The mood within the IMO halls on Thursday remained unflustered on the subject of US derailment and more concerned with the urgent task of nailing down the detail of the greenhouse gas strategy before the end of the week.
Beyond the pivotal outcome of the negotiations, however, the prospect of an aggressively anti-climate policy US government poses a significant risk to shipping’s decarbonisation trajectory.
While US opposition at the IMO had been widely anticipated, and largely priced into expectations, the threat of “reciprocal measures” to protect the US from any agreed regulation will now have to be factored into policy at a level far beyond the government representatives tasked with IMO negotiations.
The US position, delivered directly to the London embassies of IMO member states this week, notably circumventing the IMO as an institution, makes clear that the US will not be engaging in the IMO debate.
Whether it continues to engage as a member state at all, remains to be seen.
As recently as last week, US representatives had submitted a paper outlining their work on the development of a safety framework to support the reduction of GHG emissions from ships using new technologies and alternative fuels.
Only days later, US policy disavowed its own involvement in that policy framework, stating that the IMO’s pursuit of emissions reduction regulations “would unwisely promote the use of hypothetical expensive and unproven fuels at the expense of existing and proven technologies that fuel global shipping fleets”.
This is no mere disagreement over detail.

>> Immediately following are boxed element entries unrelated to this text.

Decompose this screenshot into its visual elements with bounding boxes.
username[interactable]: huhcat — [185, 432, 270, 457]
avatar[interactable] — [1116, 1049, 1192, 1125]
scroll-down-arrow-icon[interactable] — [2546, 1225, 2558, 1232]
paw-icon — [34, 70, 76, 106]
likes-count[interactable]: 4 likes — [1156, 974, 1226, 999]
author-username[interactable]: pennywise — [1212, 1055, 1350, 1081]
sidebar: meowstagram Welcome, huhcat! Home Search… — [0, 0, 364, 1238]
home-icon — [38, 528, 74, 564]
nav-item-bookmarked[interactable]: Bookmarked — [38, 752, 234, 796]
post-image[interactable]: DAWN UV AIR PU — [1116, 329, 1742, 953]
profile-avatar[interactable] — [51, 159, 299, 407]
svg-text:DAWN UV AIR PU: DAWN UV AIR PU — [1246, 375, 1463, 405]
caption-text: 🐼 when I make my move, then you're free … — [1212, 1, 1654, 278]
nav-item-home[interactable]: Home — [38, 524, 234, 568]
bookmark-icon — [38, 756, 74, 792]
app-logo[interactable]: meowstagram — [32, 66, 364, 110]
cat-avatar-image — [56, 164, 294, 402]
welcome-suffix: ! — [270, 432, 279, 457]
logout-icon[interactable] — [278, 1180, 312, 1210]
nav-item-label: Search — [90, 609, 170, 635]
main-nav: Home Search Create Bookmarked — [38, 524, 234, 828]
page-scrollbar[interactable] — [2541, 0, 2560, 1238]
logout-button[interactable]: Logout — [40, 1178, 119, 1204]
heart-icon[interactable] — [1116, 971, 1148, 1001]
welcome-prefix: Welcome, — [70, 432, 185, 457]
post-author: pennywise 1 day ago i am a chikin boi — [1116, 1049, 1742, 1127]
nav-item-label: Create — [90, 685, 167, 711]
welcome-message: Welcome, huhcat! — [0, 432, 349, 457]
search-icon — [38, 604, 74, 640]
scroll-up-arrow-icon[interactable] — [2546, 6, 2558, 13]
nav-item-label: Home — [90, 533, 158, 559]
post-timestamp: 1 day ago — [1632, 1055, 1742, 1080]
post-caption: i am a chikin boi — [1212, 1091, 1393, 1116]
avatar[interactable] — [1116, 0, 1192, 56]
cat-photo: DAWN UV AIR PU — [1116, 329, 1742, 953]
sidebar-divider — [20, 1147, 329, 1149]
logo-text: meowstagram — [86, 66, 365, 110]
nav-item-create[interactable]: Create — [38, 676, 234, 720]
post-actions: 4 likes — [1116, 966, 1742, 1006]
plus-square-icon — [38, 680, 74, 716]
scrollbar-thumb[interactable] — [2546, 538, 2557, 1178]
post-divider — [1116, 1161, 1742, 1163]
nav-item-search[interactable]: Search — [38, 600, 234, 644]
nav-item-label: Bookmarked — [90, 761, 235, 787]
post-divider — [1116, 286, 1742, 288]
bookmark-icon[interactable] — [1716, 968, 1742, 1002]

The US is demanding that the US “halt all efforts to proliferate the deeply unfair agenda reflected in the Paris Agreement in other fora”.
US threats against IMO member states who continue to engage in the process suggest this proactive opposition will not stop once an IMO agreement is in place. It also suggests that the US is prepared to undermine the IMO system and pursue bilateral agreements with those member states prepared to engage on US terms.
“The US will engage with partners on energy and investment and issues of common interest,” said the diplomatic missive.
Disengagement at the IMO on climate talks is just part of a wider dismantling of climate policy and a systematic US assault on multilateral agencies pursuing a climate agenda.
While US representatives are understood to be present in Seoul this week at a Clean Energy Ministerial meeting that will discuss shipping decarbonisation, the same language used in the IMO warning is being used in meetings there.
Lloyd’s List understands a similar statement is likely to appear shortly at the IMO’s equivalent UN aviation agency, the International Civil Aviation Organization.
Earlier this week the Trump administration pulled funding for the US Global Change Research Program, the entity that produces the federal government’s signature climate change study.
The end of the contract, first reported by Politico, effectively ends the federal government’s climate research programme that advised policy.
Last week, the US withdrew from a flagship global climate financing programme. The so-called Just Energy Transition Partnership (JETP), was an initiative launched in 2021 to assist South Africa, Indonesia and Vietnam to abandon fossil fuels and move to renewable energy through a combination of loans, grants and private finance.
The statement issued to ministries announcing the withdrawal used much of the same language issued to IMO member states.
While US retrenchment from the international foras creating shipping decarbonisation policy has been largely anticipated, the concern is that whatever agreement the IMO establishes this week still needs to be approved and enacted by member state capitals.
The strong likelihood of any agreement being produced with so-called square bracket details that will need to be negotiated further, possibly until an October session can formalise the final text, leaves room for US threats to further sway the eventual outcome.
Beyond the IMO process, however, the more significant threat will come in the form of climate finance and innovation routes increasingly being shut down by a proactively anti-climate US administration.
The US’ protest against this week’s IMO talks has not made much of a splash so far, but that does not mean that it will not have a significant impact.